When I visited the hotel just before sitting down to write this article, the site was a beehive of activity. An extraordinarily long painting crane was stretched across the Shatzell Avenue side of the building; a skilled young woman was finishing off a balcony railing. She told me the rig could extend to 86 feet and that, although the cab at the end was a little bouncy, making painting a balancing act, she couldn't think how she could do her job without it. Beneath it were three heating and plumbers trucks stuffed with every conceivable tool and material of the trade. Almost, but not quite, blocking Grinnell Street was an immense ten-wheel truck, piled high with 5/8 inch, 4 by 12 foot fire-check sheetrock. The truck's own crane was lifting bundles of 24 up to a third floor window where a worker extracted them by hand one by one. It was an utterly mesmerizing performance.
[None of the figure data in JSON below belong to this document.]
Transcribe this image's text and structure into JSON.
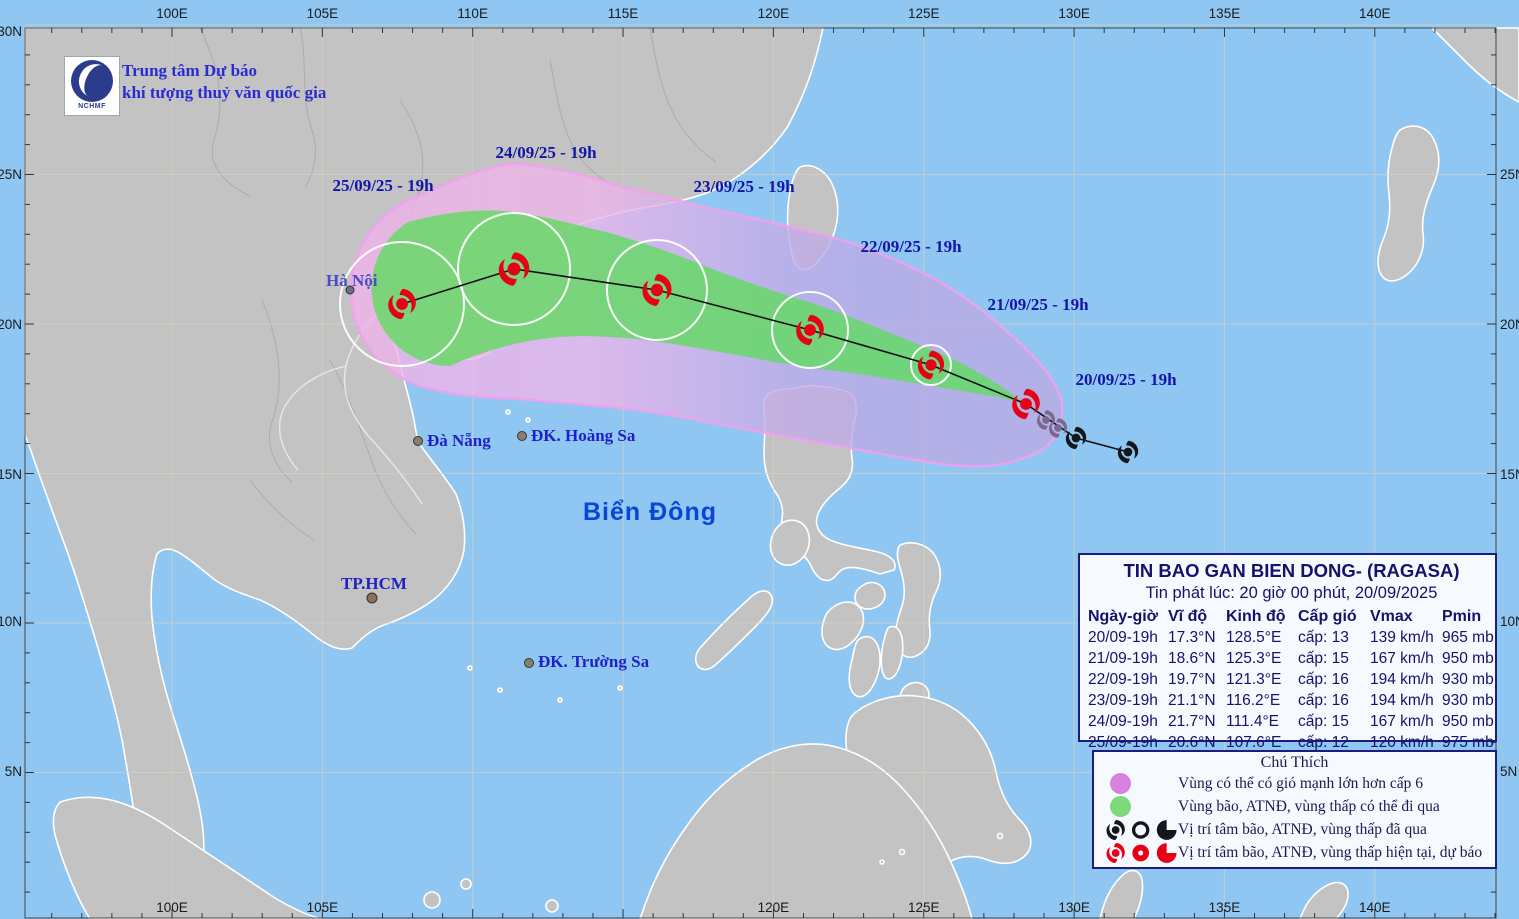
{
  "branding": {
    "org_line1": "Trung tâm Dự báo",
    "org_line2": "khí tượng thuỷ văn quốc gia",
    "logo_text": "NCHMF"
  },
  "map_labels": {
    "hanoi": "Hà Nội",
    "danang": "Đà Nẵng",
    "hcm": "TP.HCM",
    "hoang_sa": "ĐK. Hoàng Sa",
    "truong_sa": "ĐK. Trường Sa",
    "sea_name": "Biển Đông"
  },
  "track_dates": [
    "20/09/25 - 19h",
    "21/09/25 - 19h",
    "22/09/25 - 19h",
    "23/09/25 - 19h",
    "24/09/25 - 19h",
    "25/09/25 - 19h"
  ],
  "axes": {
    "top": [
      "100E",
      "105E",
      "110E",
      "115E",
      "120E",
      "125E",
      "130E",
      "135E",
      "140E"
    ],
    "bottom": [
      "100E",
      "105E",
      "120E",
      "125E",
      "130E",
      "135E",
      "140E"
    ],
    "left": [
      "30N",
      "25N",
      "20N",
      "15N",
      "10N",
      "5N"
    ],
    "right": [
      "25N",
      "20N",
      "15N",
      "10N",
      "5N"
    ]
  },
  "storm_table": {
    "title": "TIN BAO GAN BIEN DONG- (RAGASA)",
    "issued": "Tin phát lúc: 20 giờ 00 phút, 20/09/2025",
    "columns": [
      "Ngày-giờ",
      "Vĩ độ",
      "Kinh độ",
      "Cấp gió",
      "Vmax",
      "Pmin"
    ],
    "rows": [
      [
        "20/09-19h",
        "17.3°N",
        "128.5°E",
        "cấp: 13",
        "139 km/h",
        "965 mb"
      ],
      [
        "21/09-19h",
        "18.6°N",
        "125.3°E",
        "cấp: 15",
        "167 km/h",
        "950 mb"
      ],
      [
        "22/09-19h",
        "19.7°N",
        "121.3°E",
        "cấp: 16",
        "194 km/h",
        "930 mb"
      ],
      [
        "23/09-19h",
        "21.1°N",
        "116.2°E",
        "cấp: 16",
        "194 km/h",
        "930 mb"
      ],
      [
        "24/09-19h",
        "21.7°N",
        "111.4°E",
        "cấp: 15",
        "167 km/h",
        "950 mb"
      ],
      [
        "25/09-19h",
        "20.6°N",
        "107.6°E",
        "cấp: 12",
        "120 km/h",
        "975 mb"
      ]
    ]
  },
  "legend": {
    "title": "Chú Thích",
    "items": [
      {
        "icon": "pink-area-swatch",
        "label": "Vùng có thể có gió mạnh lớn hơn cấp 6"
      },
      {
        "icon": "green-area-swatch",
        "label": "Vùng bão, ATNĐ, vùng thấp có thể đi qua"
      },
      {
        "icon": "black-symbols",
        "label": "Vị trí tâm bão, ATNĐ, vùng thấp đã qua"
      },
      {
        "icon": "red-symbols",
        "label": "Vị trí tâm bão, ATNĐ, vùng thấp hiện tại, dự báo"
      }
    ]
  },
  "colors": {
    "sea": "#8FC7F2",
    "land": "#C3C3C3",
    "coast": "#FFFFFF",
    "wind_area_pink": "#EFB4EA",
    "wind_area_lavender": "#BCAAE6",
    "track_cone_green": "#74D974",
    "cone_outline_pink": "#F4A0EE",
    "current_symbol_red": "#E80017",
    "past_symbol_black": "#15151C",
    "recent_symbol_gray": "#7A6890",
    "date_label_navy": "#1414A8",
    "city_label_blue": "#2020C8"
  }
}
Inside, the hotel was abuzz with electric drills, screwdrivers, saws and the click-clacking of work-boot heels, a strong sign the hotel was nearing completion. When open to the public in mid-summer, it will offer a reasonably priced restaurant and bar with its kitchen and store rooms on the ground floor. Like China Rose across the street, it is expected to become a destination spot for area residents. The second floor is a large room for special parties weddings, graduations, birthdays and conferences, and the like. The third and the fourth floors are devoted to the sleeping part of the inn. There are five bedrooms on the lower and four on the upper floor. They vary in size, but all are large and handsome and have private balconies with stunning views of the river, the Kingston Lighthouse, fabulous sunsets and, in the distance, the multi-hued Catskill Mountain range.
I'm counting the days until the Rhinecliff Hotel reopens as The Rhinecliff. Part of me wishes it would be rechristened the Rhinecliff Phoenix, rising magically from its own ashes, so to speak. But, come to think of it, The Rhinecliff, so close to the former name, rings true. May it continue to grace the hamlet's waterfront for the next 150 years.